When departing IFR from a Class D airport, must you wait until the Tower instructs you to change to Departure?
When operating within class D airspace (operating Air Traffic Control Tower) pilots are to maintain communication with the tower until instructed otherwise.
On an IFR flight departing from a tower controlled airport, the tower controller will instruct the pilot when to change frequency to contact the next controller (the IFR Departure Controller). Remain on the current frequency until instructed to change.
Here is an except from the pertinent regulation (FAR Part 91):
§91.129 Operations in Class D airspace.
2) Departing flight. Each person—
(i) From the primary airport or satellite airport with an operating control tower must establish and maintain two-way radio communications with the control tower, and thereafter as instructed by ATC while operating in the Class D airspace area;
Note: It should be noted however, that in the U.S., departing IFR military turboprop/turbojet aircraft (except transport and cargo types) will be instructed to "change to departure control frequency" before takeoff. [ref:FAA JO 7110.65, paragraph 3-9-3 a. 2.]

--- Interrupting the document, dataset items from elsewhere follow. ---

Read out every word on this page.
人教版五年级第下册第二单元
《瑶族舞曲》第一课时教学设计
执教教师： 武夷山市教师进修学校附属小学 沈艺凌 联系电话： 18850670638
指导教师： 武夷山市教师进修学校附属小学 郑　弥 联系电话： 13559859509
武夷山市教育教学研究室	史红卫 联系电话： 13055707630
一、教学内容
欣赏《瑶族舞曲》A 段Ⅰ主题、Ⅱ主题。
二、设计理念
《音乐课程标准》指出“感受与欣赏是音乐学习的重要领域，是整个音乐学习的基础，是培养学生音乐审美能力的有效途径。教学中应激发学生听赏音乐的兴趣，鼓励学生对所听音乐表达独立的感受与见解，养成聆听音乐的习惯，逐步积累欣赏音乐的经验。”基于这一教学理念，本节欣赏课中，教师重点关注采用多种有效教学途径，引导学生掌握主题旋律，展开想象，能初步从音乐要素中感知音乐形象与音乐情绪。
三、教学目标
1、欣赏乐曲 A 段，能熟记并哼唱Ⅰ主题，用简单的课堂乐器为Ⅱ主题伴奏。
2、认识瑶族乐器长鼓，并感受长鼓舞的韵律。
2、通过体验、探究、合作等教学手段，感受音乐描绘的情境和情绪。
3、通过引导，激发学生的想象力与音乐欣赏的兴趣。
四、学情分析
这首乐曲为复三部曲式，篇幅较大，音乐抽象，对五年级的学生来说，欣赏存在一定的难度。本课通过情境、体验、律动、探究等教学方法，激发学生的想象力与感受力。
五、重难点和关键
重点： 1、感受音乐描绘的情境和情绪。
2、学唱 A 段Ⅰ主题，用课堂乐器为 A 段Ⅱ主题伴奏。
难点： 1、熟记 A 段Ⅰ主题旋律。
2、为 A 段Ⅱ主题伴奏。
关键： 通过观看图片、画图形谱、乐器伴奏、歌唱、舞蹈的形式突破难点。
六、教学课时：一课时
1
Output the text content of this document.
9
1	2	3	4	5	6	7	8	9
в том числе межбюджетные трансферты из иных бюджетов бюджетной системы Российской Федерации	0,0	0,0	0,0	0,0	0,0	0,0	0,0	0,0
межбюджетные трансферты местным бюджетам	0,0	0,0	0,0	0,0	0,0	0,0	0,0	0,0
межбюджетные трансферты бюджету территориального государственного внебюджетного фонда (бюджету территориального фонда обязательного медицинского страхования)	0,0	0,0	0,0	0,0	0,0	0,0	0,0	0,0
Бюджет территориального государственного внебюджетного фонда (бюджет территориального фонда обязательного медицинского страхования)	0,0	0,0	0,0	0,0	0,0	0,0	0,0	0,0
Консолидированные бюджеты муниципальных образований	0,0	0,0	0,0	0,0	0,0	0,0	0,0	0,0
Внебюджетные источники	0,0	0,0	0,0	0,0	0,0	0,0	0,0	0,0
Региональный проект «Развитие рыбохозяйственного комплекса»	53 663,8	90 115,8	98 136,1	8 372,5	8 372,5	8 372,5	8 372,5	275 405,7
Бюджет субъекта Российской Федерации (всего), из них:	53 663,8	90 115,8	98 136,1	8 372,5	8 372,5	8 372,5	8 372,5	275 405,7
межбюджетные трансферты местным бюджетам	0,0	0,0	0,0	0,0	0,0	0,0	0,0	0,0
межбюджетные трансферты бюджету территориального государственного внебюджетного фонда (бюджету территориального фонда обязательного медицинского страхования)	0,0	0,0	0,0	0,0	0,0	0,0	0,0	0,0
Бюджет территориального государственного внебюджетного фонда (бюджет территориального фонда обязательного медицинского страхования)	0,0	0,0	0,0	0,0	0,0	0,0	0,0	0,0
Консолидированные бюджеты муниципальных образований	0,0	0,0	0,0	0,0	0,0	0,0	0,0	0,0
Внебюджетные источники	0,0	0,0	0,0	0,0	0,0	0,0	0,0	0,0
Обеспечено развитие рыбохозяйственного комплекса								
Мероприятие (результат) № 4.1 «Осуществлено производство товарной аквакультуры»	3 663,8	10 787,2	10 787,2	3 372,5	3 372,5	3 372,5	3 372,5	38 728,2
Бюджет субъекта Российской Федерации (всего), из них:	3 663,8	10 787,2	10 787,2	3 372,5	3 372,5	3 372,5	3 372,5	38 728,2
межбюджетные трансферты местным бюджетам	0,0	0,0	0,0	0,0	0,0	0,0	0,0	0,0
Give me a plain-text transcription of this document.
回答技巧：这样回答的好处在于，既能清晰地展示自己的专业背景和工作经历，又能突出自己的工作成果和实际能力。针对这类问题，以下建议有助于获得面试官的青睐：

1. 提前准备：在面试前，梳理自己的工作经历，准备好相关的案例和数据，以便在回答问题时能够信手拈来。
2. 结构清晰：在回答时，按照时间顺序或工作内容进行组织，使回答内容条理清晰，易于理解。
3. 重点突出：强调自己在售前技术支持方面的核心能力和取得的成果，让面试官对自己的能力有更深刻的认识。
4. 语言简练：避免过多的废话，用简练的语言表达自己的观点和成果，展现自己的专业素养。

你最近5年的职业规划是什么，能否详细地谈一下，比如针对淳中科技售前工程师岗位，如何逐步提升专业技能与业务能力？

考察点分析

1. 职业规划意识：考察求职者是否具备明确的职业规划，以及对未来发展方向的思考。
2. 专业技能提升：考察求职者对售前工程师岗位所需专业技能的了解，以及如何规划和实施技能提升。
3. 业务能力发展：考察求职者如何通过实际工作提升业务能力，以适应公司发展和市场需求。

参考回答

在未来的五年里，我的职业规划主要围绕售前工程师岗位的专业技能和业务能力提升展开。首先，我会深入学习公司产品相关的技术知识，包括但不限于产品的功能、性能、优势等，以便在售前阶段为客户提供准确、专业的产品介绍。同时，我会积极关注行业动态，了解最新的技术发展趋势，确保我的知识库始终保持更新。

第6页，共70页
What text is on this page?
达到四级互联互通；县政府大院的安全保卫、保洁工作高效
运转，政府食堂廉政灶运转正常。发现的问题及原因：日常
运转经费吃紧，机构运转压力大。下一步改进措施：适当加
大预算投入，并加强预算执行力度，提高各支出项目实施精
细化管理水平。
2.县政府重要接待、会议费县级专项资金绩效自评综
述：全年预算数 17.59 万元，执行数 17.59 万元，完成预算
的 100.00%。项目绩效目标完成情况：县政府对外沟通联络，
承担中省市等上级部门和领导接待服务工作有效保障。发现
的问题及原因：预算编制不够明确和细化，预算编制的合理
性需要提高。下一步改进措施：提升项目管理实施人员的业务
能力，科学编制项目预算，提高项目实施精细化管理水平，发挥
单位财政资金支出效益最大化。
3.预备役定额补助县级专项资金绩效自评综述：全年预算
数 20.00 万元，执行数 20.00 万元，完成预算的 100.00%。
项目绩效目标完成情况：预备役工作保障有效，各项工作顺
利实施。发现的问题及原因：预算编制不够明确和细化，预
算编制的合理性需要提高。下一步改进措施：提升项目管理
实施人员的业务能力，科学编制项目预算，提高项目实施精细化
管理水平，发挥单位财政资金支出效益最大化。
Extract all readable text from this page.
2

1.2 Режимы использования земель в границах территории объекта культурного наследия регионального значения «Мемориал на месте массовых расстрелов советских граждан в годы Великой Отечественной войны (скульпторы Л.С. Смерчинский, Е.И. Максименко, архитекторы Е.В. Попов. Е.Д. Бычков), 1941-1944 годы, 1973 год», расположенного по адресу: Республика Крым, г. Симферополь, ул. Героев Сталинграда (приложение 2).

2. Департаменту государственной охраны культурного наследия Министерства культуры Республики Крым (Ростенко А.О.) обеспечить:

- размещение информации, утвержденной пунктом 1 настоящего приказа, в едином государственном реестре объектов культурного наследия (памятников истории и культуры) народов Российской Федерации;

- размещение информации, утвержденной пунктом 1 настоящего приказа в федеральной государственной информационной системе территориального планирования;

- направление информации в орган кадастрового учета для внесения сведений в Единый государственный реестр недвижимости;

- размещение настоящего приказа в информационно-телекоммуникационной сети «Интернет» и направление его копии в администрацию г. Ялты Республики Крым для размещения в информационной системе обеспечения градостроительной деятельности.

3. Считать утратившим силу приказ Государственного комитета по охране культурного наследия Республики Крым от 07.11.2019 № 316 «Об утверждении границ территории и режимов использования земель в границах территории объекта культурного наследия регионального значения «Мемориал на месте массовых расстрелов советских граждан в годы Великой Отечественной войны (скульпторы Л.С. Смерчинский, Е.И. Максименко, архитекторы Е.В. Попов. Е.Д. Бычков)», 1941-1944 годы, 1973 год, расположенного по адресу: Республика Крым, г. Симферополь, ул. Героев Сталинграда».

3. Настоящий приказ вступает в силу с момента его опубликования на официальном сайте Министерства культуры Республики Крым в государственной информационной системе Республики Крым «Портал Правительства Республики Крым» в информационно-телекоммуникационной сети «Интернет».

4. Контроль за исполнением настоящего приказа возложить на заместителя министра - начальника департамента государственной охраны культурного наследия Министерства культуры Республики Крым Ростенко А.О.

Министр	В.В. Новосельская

This requirement allows pilots of single-seat high-performance aircraft, as well as certain other military aircraft, the ability to avoid being distracted by changing to another (e.g., departure control) frequency immediately after takeoff. Further, many military fighter type aircraft used to have (probably some still do) radios positioned in the cockpit in a location that requires looking down or moving the pilot's head/eyes in such a manner that might cause momentary disorientation, which is not a good idea right after takeoff and close to the ground.
U.S. military control towers and some (perhaps most) joint-use military/civilian control towers have an "override" frequency (same frequency as the departure controller uses), for use in case some emergency situation that occurs just before, during, or immediately after departure requires urgent communication with the pilot (e.g., engine fire on takeoff noted by the tower, or similar type situation).
You should never leave a control frequency without an explicit instruction to do so. This can be a literal instruction (the controller telling you to contact another unit/frequency), or a procedure described in the AIP. For example, at some airports, a part of the description of the standard instrument departures read "When passing 1000 ft, contact Departure on 124.975" or similar. Here is an example from Copenhagen, Denmark:
Unless such a procedure is in place, you wait until the tower changes you to the next frequency. That's the beauty of flying as a controlled flight - you don't need to worry about which frequency you should be on, the current controller will always hand you over to the next one when required.
Since you are IFR, in your question, you do as told. Which means as instructed or as cleared. If a SID is applicable, you conform to the SID, unless cleared otherwise.
If you are VFR, which you said you were not, then the game is different. In general the do as instructed / cleared applies, but some new nuances come into play.
For example, VFR, you need only maintain tower com while in Class D, so leaving Class D, you can go where you want. May not be considered polite, but if you think you are forgotten, and they are really busy, you might just go. They will see that you checked in with departure at most facilities.
Common courtesy is to let the tower hand you off, or prompt them for a hand off.